La Hollande of toch niet?
Dus hop, in de auto naar Monflanquin, een middeleeuws stadje op drie kwartier rijden van onze gîte. Onderweg is het rustig en kunnen we, als de Franse boer met zijn trekker is gestopt om ons voorbij te laten gaan, lekker doorrijden.
Monflanquin is een bastide, een stad die in de 13e eeuw is gesticht, met een rechthoekig stratenpatroon, dat de stad verdeelt in acht huizenblokken rondom een centraal marktplein. En kijk, we hebben geluk, het is markt. Altijd leuk om even overheen te lopen en de geuren van verse kaasjes en knoflookworstjes op te snuiven en te genieten van het gezellige gekeuvel en geroezemoes van de mensen die elkaar hier ontmoeten.
Ook hier zijn de asperges in het seizoen, we zien een kraam met een overdaad aan het witte goud. De marktkoopman ziet ons lopen en schat ons in als potentiële kopers, want hij roept ons toe: ‘Asperges de la Hollande!’ ‘Ah! De la Hollande!’ reageer ik met chauvinistisch enthousiasme, waarop hij me wat verward aankijkt en herhaalt: “de la lande…”. Oh! Hihi… Oeps… mummel ik schaapachtig. Dat Frans is soms toch best lastig… 😬
Ook in de hoek van het marktplein op het terrasje is het een drukte van belang. Dertien graden of niet, heel Monflanquin drinkt er koffie. Wij dus ook. Na ons tweede bakkie en nog geen zes euro armer, lopen we nog even langs de kerk en beginnen dan aan onze rondwandeling. Daar zijn we tenslotte voor gekomen.

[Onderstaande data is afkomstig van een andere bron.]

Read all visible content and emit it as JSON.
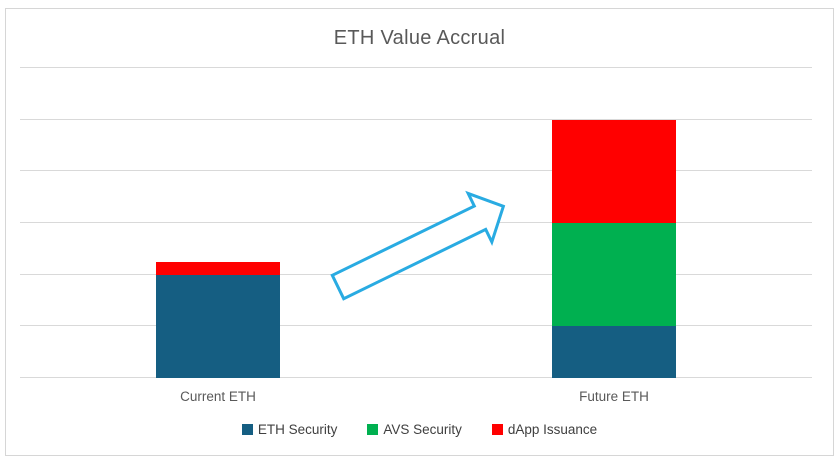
{
  "chart_data": {
    "type": "bar",
    "stacked": true,
    "title": "ETH Value Accrual",
    "categories": [
      "Current ETH",
      "Future ETH"
    ],
    "series": [
      {
        "name": "ETH Security",
        "color": "#155E82",
        "values": [
          2,
          1
        ]
      },
      {
        "name": "AVS Security",
        "color": "#00B050",
        "values": [
          0,
          2
        ]
      },
      {
        "name": "dApp Issuance",
        "color": "#FF0000",
        "values": [
          0.25,
          2
        ]
      }
    ],
    "xlabel": "",
    "ylabel": "",
    "ylim": [
      0,
      6
    ],
    "gridline_step": 1,
    "grid": "horizontal-only",
    "gridline_color": "#D9D9D9",
    "y_tick_labels": "none",
    "legend_position": "bottom"
  },
  "annotation_arrow": {
    "meaning": "growth from Current ETH to Future ETH",
    "direction": "up-right",
    "stroke_color": "#29ABE2",
    "fill_color": "#FFFFFF"
  },
  "style_colors": {
    "frame_border": "#D6D6D6",
    "title_text": "#595959",
    "axis_text": "#595959",
    "legend_text": "#404040",
    "background": "#FFFFFF"
  }
}
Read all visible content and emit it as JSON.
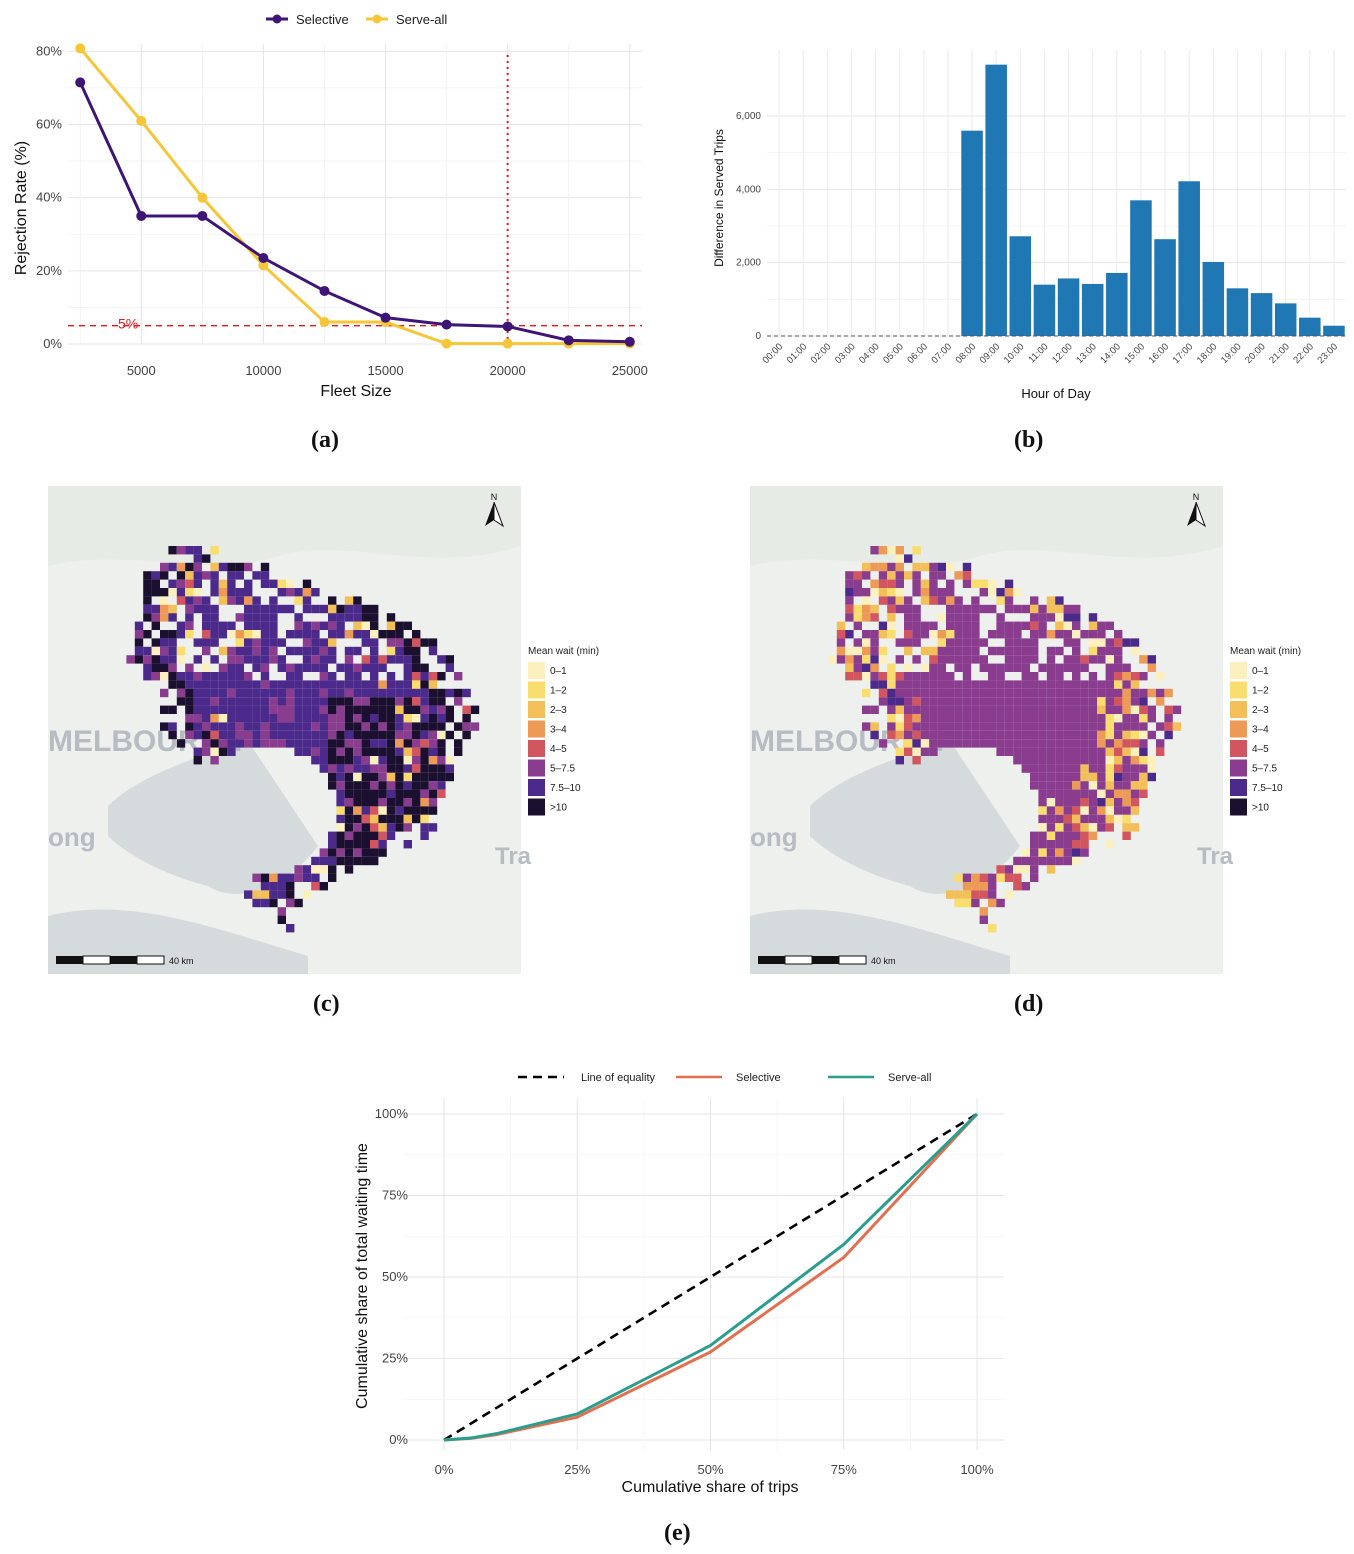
{
  "captions": {
    "a": "(a)",
    "b": "(b)",
    "c": "(c)",
    "d": "(d)",
    "e": "(e)"
  },
  "chart_data": [
    {
      "id": "a",
      "type": "line",
      "title": "",
      "xlabel": "Fleet Size",
      "ylabel": "Rejection Rate (%)",
      "x": [
        2500,
        5000,
        7500,
        10000,
        12500,
        15000,
        17500,
        20000,
        22500,
        25000
      ],
      "x_ticks": [
        5000,
        10000,
        15000,
        20000,
        25000
      ],
      "x_tick_labels": [
        "5000",
        "10000",
        "15000",
        "20000",
        "25000"
      ],
      "y_ticks": [
        0,
        20,
        40,
        60,
        80
      ],
      "y_tick_labels": [
        "0%",
        "20%",
        "40%",
        "60%",
        "80%"
      ],
      "xlim": [
        2000,
        25500
      ],
      "ylim": [
        0,
        82
      ],
      "series": [
        {
          "name": "Selective",
          "color": "#3f1477",
          "values": [
            71.5,
            35,
            35,
            23.5,
            14.5,
            7.2,
            5.3,
            4.8,
            1,
            0.6
          ]
        },
        {
          "name": "Serve-all",
          "color": "#f5c637",
          "values": [
            80.8,
            61,
            40,
            21.5,
            6,
            6,
            0.1,
            0.1,
            0.1,
            0.1
          ]
        }
      ],
      "hline": {
        "value": 5,
        "label": "5%",
        "color": "#e31a1c"
      },
      "vline": {
        "value": 20000,
        "color": "#e31a1c"
      }
    },
    {
      "id": "b",
      "type": "bar",
      "xlabel": "Hour of Day",
      "ylabel": "Difference in Served Trips",
      "categories": [
        "00:00",
        "01:00",
        "02:00",
        "03:00",
        "04:00",
        "05:00",
        "06:00",
        "07:00",
        "08:00",
        "09:00",
        "10:00",
        "11:00",
        "12:00",
        "13:00",
        "14:00",
        "15:00",
        "16:00",
        "17:00",
        "18:00",
        "19:00",
        "20:00",
        "21:00",
        "22:00",
        "23:00"
      ],
      "values": [
        0,
        0,
        0,
        0,
        0,
        0,
        0,
        0,
        5600,
        7400,
        2720,
        1400,
        1570,
        1420,
        1720,
        3700,
        2640,
        4220,
        2020,
        1300,
        1170,
        890,
        500,
        280
      ],
      "y_ticks": [
        0,
        2000,
        4000,
        6000
      ],
      "y_tick_labels": [
        "0",
        "2,000",
        "4,000",
        "6,000"
      ],
      "ylim": [
        0,
        7800
      ],
      "bar_color": "#1f77b4"
    },
    {
      "id": "e",
      "type": "line",
      "xlabel": "Cumulative share of trips",
      "ylabel": "Cumulative share of total waiting time",
      "x_tick_labels": [
        "0%",
        "25%",
        "50%",
        "75%",
        "100%"
      ],
      "y_tick_labels": [
        "0%",
        "25%",
        "50%",
        "75%",
        "100%"
      ],
      "xlim": [
        0,
        1
      ],
      "ylim": [
        0,
        1
      ],
      "series": [
        {
          "name": "Line of equality",
          "color": "#000000",
          "dash": true,
          "x": [
            0,
            1
          ],
          "y": [
            0,
            1
          ]
        },
        {
          "name": "Selective",
          "color": "#e07050",
          "x": [
            0,
            0.05,
            0.1,
            0.25,
            0.5,
            0.75,
            1
          ],
          "y": [
            0,
            0.005,
            0.017,
            0.07,
            0.27,
            0.56,
            1
          ]
        },
        {
          "name": "Serve-all",
          "color": "#2a9d8f",
          "x": [
            0,
            0.05,
            0.1,
            0.25,
            0.5,
            0.75,
            1
          ],
          "y": [
            0,
            0.006,
            0.02,
            0.08,
            0.29,
            0.6,
            1
          ]
        }
      ]
    }
  ],
  "maps": {
    "legend_title": "Mean wait (min)",
    "legend_items": [
      {
        "label": "0–1",
        "color": "#fcf0bf"
      },
      {
        "label": "1–2",
        "color": "#f9dd6e"
      },
      {
        "label": "2–3",
        "color": "#f2bf58"
      },
      {
        "label": "3–4",
        "color": "#ec9a56"
      },
      {
        "label": "4–5",
        "color": "#d2565f"
      },
      {
        "label": "5–7.5",
        "color": "#8a3c8f"
      },
      {
        "label": "7.5–10",
        "color": "#4b2a8c"
      },
      {
        "label": ">10",
        "color": "#1c1030"
      }
    ],
    "place_labels": {
      "melbourne": "MELBOURNE",
      "geelong": "ong",
      "tra": "Tra"
    },
    "north": "N",
    "scale_label": "40 km"
  }
}
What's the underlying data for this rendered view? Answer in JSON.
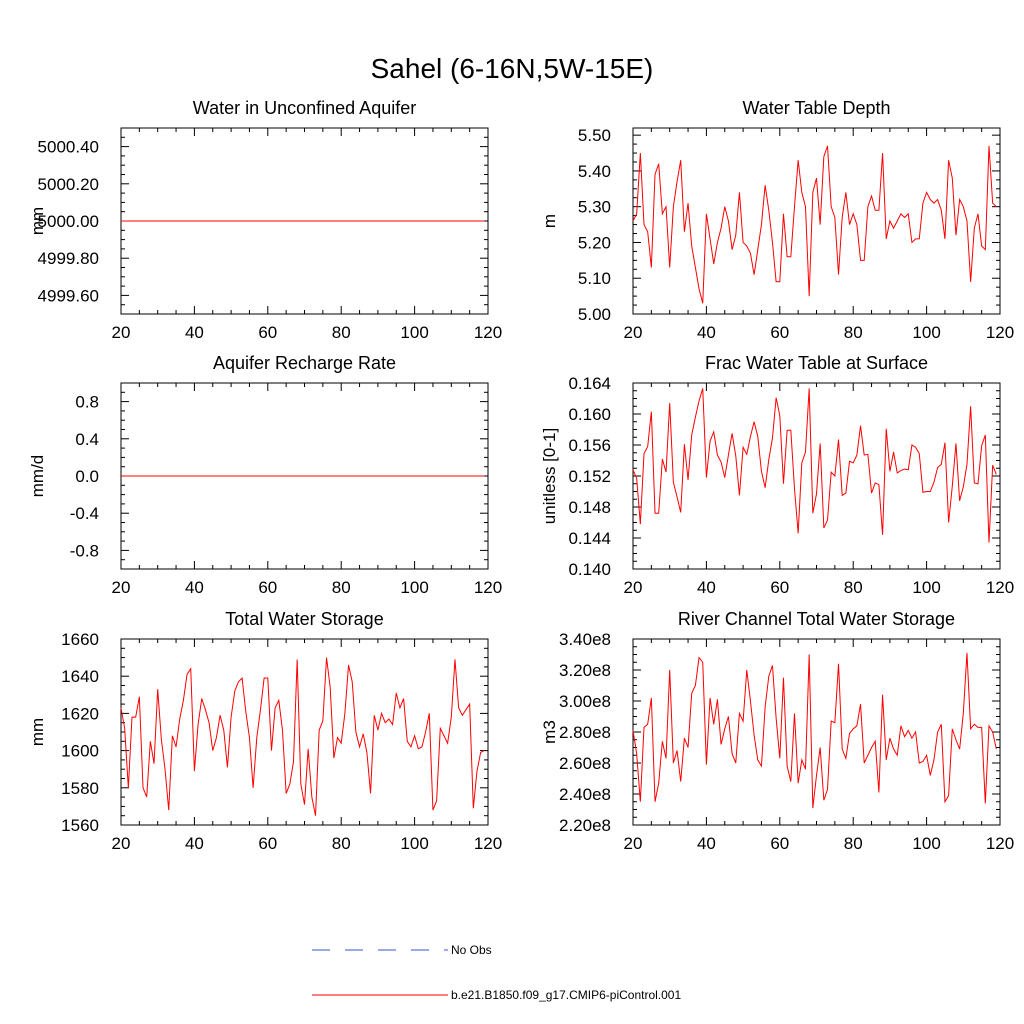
{
  "figure_title": "Sahel (6-16N,5W-15E)",
  "colors": {
    "model": "#ff0000",
    "obs": "#3355cc",
    "axis": "#000000"
  },
  "legend": [
    {
      "label": "No Obs",
      "color": "#3355cc",
      "style": "dashed"
    },
    {
      "label": "b.e21.B1850.f09_g17.CMIP6-piControl.001",
      "color": "#ff0000",
      "style": "solid"
    }
  ],
  "chart_data": [
    {
      "type": "line",
      "title": "Water in Unconfined Aquifer",
      "ylabel": "mm",
      "xlim": [
        20,
        120
      ],
      "ylim": [
        4999.5,
        5000.5
      ],
      "xticks": [
        20,
        40,
        60,
        80,
        100,
        120
      ],
      "yticks": [
        4999.6,
        4999.8,
        5000.0,
        5000.2,
        5000.4
      ],
      "ytick_labels": [
        "4999.60",
        "4999.80",
        "5000.00",
        "5000.20",
        "5000.40"
      ],
      "x_start": 20,
      "series": [
        {
          "values": [
            5000,
            5000,
            5000,
            5000,
            5000,
            5000,
            5000,
            5000,
            5000,
            5000,
            5000,
            5000,
            5000,
            5000,
            5000,
            5000,
            5000,
            5000,
            5000,
            5000,
            5000,
            5000,
            5000,
            5000,
            5000,
            5000,
            5000,
            5000,
            5000,
            5000,
            5000,
            5000,
            5000,
            5000,
            5000,
            5000,
            5000,
            5000,
            5000,
            5000,
            5000,
            5000,
            5000,
            5000,
            5000,
            5000,
            5000,
            5000,
            5000,
            5000,
            5000,
            5000,
            5000,
            5000,
            5000,
            5000,
            5000,
            5000,
            5000,
            5000,
            5000,
            5000,
            5000,
            5000,
            5000,
            5000,
            5000,
            5000,
            5000,
            5000,
            5000,
            5000,
            5000,
            5000,
            5000,
            5000,
            5000,
            5000,
            5000,
            5000,
            5000,
            5000,
            5000,
            5000,
            5000,
            5000,
            5000,
            5000,
            5000,
            5000,
            5000,
            5000,
            5000,
            5000,
            5000,
            5000,
            5000,
            5000,
            5000,
            5000
          ]
        }
      ]
    },
    {
      "type": "line",
      "title": "Water Table Depth",
      "ylabel": "m",
      "xlim": [
        20,
        120
      ],
      "ylim": [
        5.0,
        5.52
      ],
      "xticks": [
        20,
        40,
        60,
        80,
        100,
        120
      ],
      "yticks": [
        5.0,
        5.1,
        5.2,
        5.3,
        5.4,
        5.5
      ],
      "ytick_labels": [
        "5.00",
        "5.10",
        "5.20",
        "5.30",
        "5.40",
        "5.50"
      ],
      "x_start": 20,
      "series": [
        {
          "values": [
            5.26,
            5.28,
            5.45,
            5.25,
            5.23,
            5.13,
            5.39,
            5.42,
            5.28,
            5.3,
            5.13,
            5.3,
            5.37,
            5.43,
            5.23,
            5.31,
            5.19,
            5.13,
            5.07,
            5.03,
            5.28,
            5.21,
            5.14,
            5.2,
            5.24,
            5.3,
            5.26,
            5.18,
            5.22,
            5.34,
            5.2,
            5.19,
            5.17,
            5.11,
            5.18,
            5.25,
            5.36,
            5.29,
            5.2,
            5.09,
            5.09,
            5.28,
            5.16,
            5.16,
            5.3,
            5.43,
            5.34,
            5.3,
            5.05,
            5.34,
            5.38,
            5.25,
            5.44,
            5.47,
            5.3,
            5.27,
            5.11,
            5.27,
            5.34,
            5.25,
            5.28,
            5.25,
            5.15,
            5.15,
            5.3,
            5.33,
            5.29,
            5.29,
            5.45,
            5.21,
            5.26,
            5.24,
            5.26,
            5.28,
            5.27,
            5.28,
            5.2,
            5.21,
            5.21,
            5.31,
            5.34,
            5.32,
            5.31,
            5.32,
            5.29,
            5.21,
            5.43,
            5.38,
            5.22,
            5.32,
            5.3,
            5.26,
            5.09,
            5.24,
            5.28,
            5.19,
            5.18,
            5.47,
            5.31,
            5.3
          ]
        }
      ]
    },
    {
      "type": "line",
      "title": "Aquifer Recharge Rate",
      "ylabel": "mm/d",
      "xlim": [
        20,
        120
      ],
      "ylim": [
        -1.0,
        1.0
      ],
      "xticks": [
        20,
        40,
        60,
        80,
        100,
        120
      ],
      "yticks": [
        -0.8,
        -0.4,
        0.0,
        0.4,
        0.8
      ],
      "ytick_labels": [
        "-0.8",
        "-0.4",
        "0.0",
        "0.4",
        "0.8"
      ],
      "x_start": 20,
      "series": [
        {
          "values": [
            0,
            0,
            0,
            0,
            0,
            0,
            0,
            0,
            0,
            0,
            0,
            0,
            0,
            0,
            0,
            0,
            0,
            0,
            0,
            0,
            0,
            0,
            0,
            0,
            0,
            0,
            0,
            0,
            0,
            0,
            0,
            0,
            0,
            0,
            0,
            0,
            0,
            0,
            0,
            0,
            0,
            0,
            0,
            0,
            0,
            0,
            0,
            0,
            0,
            0,
            0,
            0,
            0,
            0,
            0,
            0,
            0,
            0,
            0,
            0,
            0,
            0,
            0,
            0,
            0,
            0,
            0,
            0,
            0,
            0,
            0,
            0,
            0,
            0,
            0,
            0,
            0,
            0,
            0,
            0,
            0,
            0,
            0,
            0,
            0,
            0,
            0,
            0,
            0,
            0,
            0,
            0,
            0,
            0,
            0,
            0,
            0,
            0,
            0,
            0
          ]
        }
      ]
    },
    {
      "type": "line",
      "title": "Frac Water Table at Surface",
      "ylabel": "unitless [0-1]",
      "xlim": [
        20,
        120
      ],
      "ylim": [
        0.14,
        0.164
      ],
      "xticks": [
        20,
        40,
        60,
        80,
        100,
        120
      ],
      "yticks": [
        0.14,
        0.144,
        0.148,
        0.152,
        0.156,
        0.16,
        0.164
      ],
      "ytick_labels": [
        "0.140",
        "0.144",
        "0.148",
        "0.152",
        "0.156",
        "0.160",
        "0.164"
      ],
      "x_start": 20,
      "series": [
        {
          "values": [
            0.1528,
            0.1517,
            0.1458,
            0.1549,
            0.1558,
            0.1603,
            0.1472,
            0.1472,
            0.1542,
            0.1525,
            0.1614,
            0.1512,
            0.1493,
            0.1473,
            0.1561,
            0.1515,
            0.1573,
            0.1596,
            0.1617,
            0.1633,
            0.1518,
            0.1565,
            0.1577,
            0.1547,
            0.1538,
            0.1518,
            0.1547,
            0.1575,
            0.1546,
            0.1495,
            0.1557,
            0.1548,
            0.1571,
            0.159,
            0.1571,
            0.1526,
            0.1505,
            0.1541,
            0.1569,
            0.1621,
            0.1598,
            0.151,
            0.1579,
            0.1579,
            0.1504,
            0.1446,
            0.1537,
            0.1551,
            0.1633,
            0.1472,
            0.1497,
            0.1562,
            0.1453,
            0.1463,
            0.1525,
            0.152,
            0.1567,
            0.1495,
            0.1498,
            0.1539,
            0.1537,
            0.1547,
            0.1585,
            0.1547,
            0.1548,
            0.1498,
            0.1511,
            0.1509,
            0.1444,
            0.1581,
            0.1526,
            0.1551,
            0.1524,
            0.1527,
            0.1529,
            0.1528,
            0.156,
            0.1557,
            0.1549,
            0.1499,
            0.15,
            0.15,
            0.1512,
            0.1531,
            0.1535,
            0.1563,
            0.146,
            0.1507,
            0.1562,
            0.1488,
            0.1506,
            0.1535,
            0.161,
            0.1511,
            0.151,
            0.1559,
            0.1573,
            0.1434,
            0.1534,
            0.1522
          ]
        }
      ]
    },
    {
      "type": "line",
      "title": "Total Water Storage",
      "ylabel": "mm",
      "xlim": [
        20,
        120
      ],
      "ylim": [
        1560,
        1660
      ],
      "xticks": [
        20,
        40,
        60,
        80,
        100,
        120
      ],
      "yticks": [
        1560,
        1580,
        1600,
        1620,
        1640,
        1660
      ],
      "ytick_labels": [
        "1560",
        "1580",
        "1600",
        "1620",
        "1640",
        "1660"
      ],
      "x_start": 20,
      "series": [
        {
          "values": [
            1623,
            1612,
            1580,
            1618,
            1618,
            1629,
            1580,
            1575,
            1605,
            1593,
            1633,
            1606,
            1590,
            1568,
            1608,
            1602,
            1617,
            1627,
            1641,
            1644,
            1589,
            1614,
            1628,
            1622,
            1615,
            1600,
            1607,
            1619,
            1611,
            1591,
            1618,
            1632,
            1637,
            1639,
            1621,
            1607,
            1580,
            1607,
            1622,
            1639,
            1639,
            1600,
            1623,
            1627,
            1611,
            1577,
            1582,
            1594,
            1649,
            1582,
            1571,
            1601,
            1575,
            1565,
            1611,
            1616,
            1650,
            1634,
            1596,
            1607,
            1604,
            1620,
            1646,
            1637,
            1610,
            1602,
            1609,
            1599,
            1577,
            1619,
            1611,
            1620,
            1615,
            1617,
            1614,
            1631,
            1623,
            1628,
            1605,
            1602,
            1608,
            1601,
            1602,
            1610,
            1620,
            1568,
            1573,
            1612,
            1608,
            1604,
            1618,
            1649,
            1623,
            1619,
            1622,
            1625,
            1569,
            1589,
            1599,
            1600
          ]
        }
      ]
    },
    {
      "type": "line",
      "title": "River Channel Total Water Storage",
      "ylabel": "m3",
      "xlim": [
        20,
        120
      ],
      "ylim": [
        220000000,
        340000000
      ],
      "xticks": [
        20,
        40,
        60,
        80,
        100,
        120
      ],
      "yticks": [
        220000000,
        240000000,
        260000000,
        280000000,
        300000000,
        320000000,
        340000000
      ],
      "ytick_labels": [
        "2.20e8",
        "2.40e8",
        "2.60e8",
        "2.80e8",
        "3.00e8",
        "3.20e8",
        "3.40e8"
      ],
      "x_start": 20,
      "series": [
        {
          "values": [
            281000000,
            266000000,
            235000000,
            283000000,
            285000000,
            302000000,
            235000000,
            247000000,
            274000000,
            263000000,
            320000000,
            260000000,
            268000000,
            248000000,
            276000000,
            270000000,
            305000000,
            310000000,
            328000000,
            325000000,
            259000000,
            302000000,
            285000000,
            301000000,
            272000000,
            282000000,
            290000000,
            266000000,
            260000000,
            292000000,
            287000000,
            320000000,
            300000000,
            278000000,
            262000000,
            258000000,
            296000000,
            316000000,
            323000000,
            289000000,
            263000000,
            315000000,
            258000000,
            248000000,
            292000000,
            247000000,
            262000000,
            256000000,
            330000000,
            231000000,
            252000000,
            270000000,
            236000000,
            243000000,
            287000000,
            286000000,
            324000000,
            269000000,
            263000000,
            279000000,
            282000000,
            284000000,
            298000000,
            260000000,
            265000000,
            270000000,
            274000000,
            241000000,
            304000000,
            262000000,
            276000000,
            269000000,
            265000000,
            284000000,
            277000000,
            281000000,
            276000000,
            280000000,
            260000000,
            261000000,
            265000000,
            252000000,
            262000000,
            280000000,
            285000000,
            235000000,
            239000000,
            282000000,
            275000000,
            269000000,
            292000000,
            331000000,
            282000000,
            285000000,
            283000000,
            283000000,
            234000000,
            284000000,
            280000000,
            269000000
          ]
        }
      ]
    }
  ]
}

Monflanquin mag dan haar oorsprong hebben in de Middeleeuwen, nu heeft het een moderne villawijk en een voetbalveld. Daar moeten we eerst doorheen en langs, voordat de wandeling de moeite waard wordt. Maar dan ligt de Franse natuur aan onze voeten. Letterlijk, want we nemen een zandpad door de velden. Of noem je het in dit geval een kleipad? De lucht is grijs, maar het is droog en best lekker wandelweer. We hebben wat je zegt ‘goede moed’. Dat is ook wel nodig, want door de stukken in het hoge weidegras zijn mijn waterdichte leren laarzen met recordsnelheid doorweekt geraakt, zo voel ik aan mijn langzaam vollopende, op extra absorptie ingestelde, wandelsokken. Als ik goed luister, hoor ik het ook. Sop. Sop. Sop. Sop.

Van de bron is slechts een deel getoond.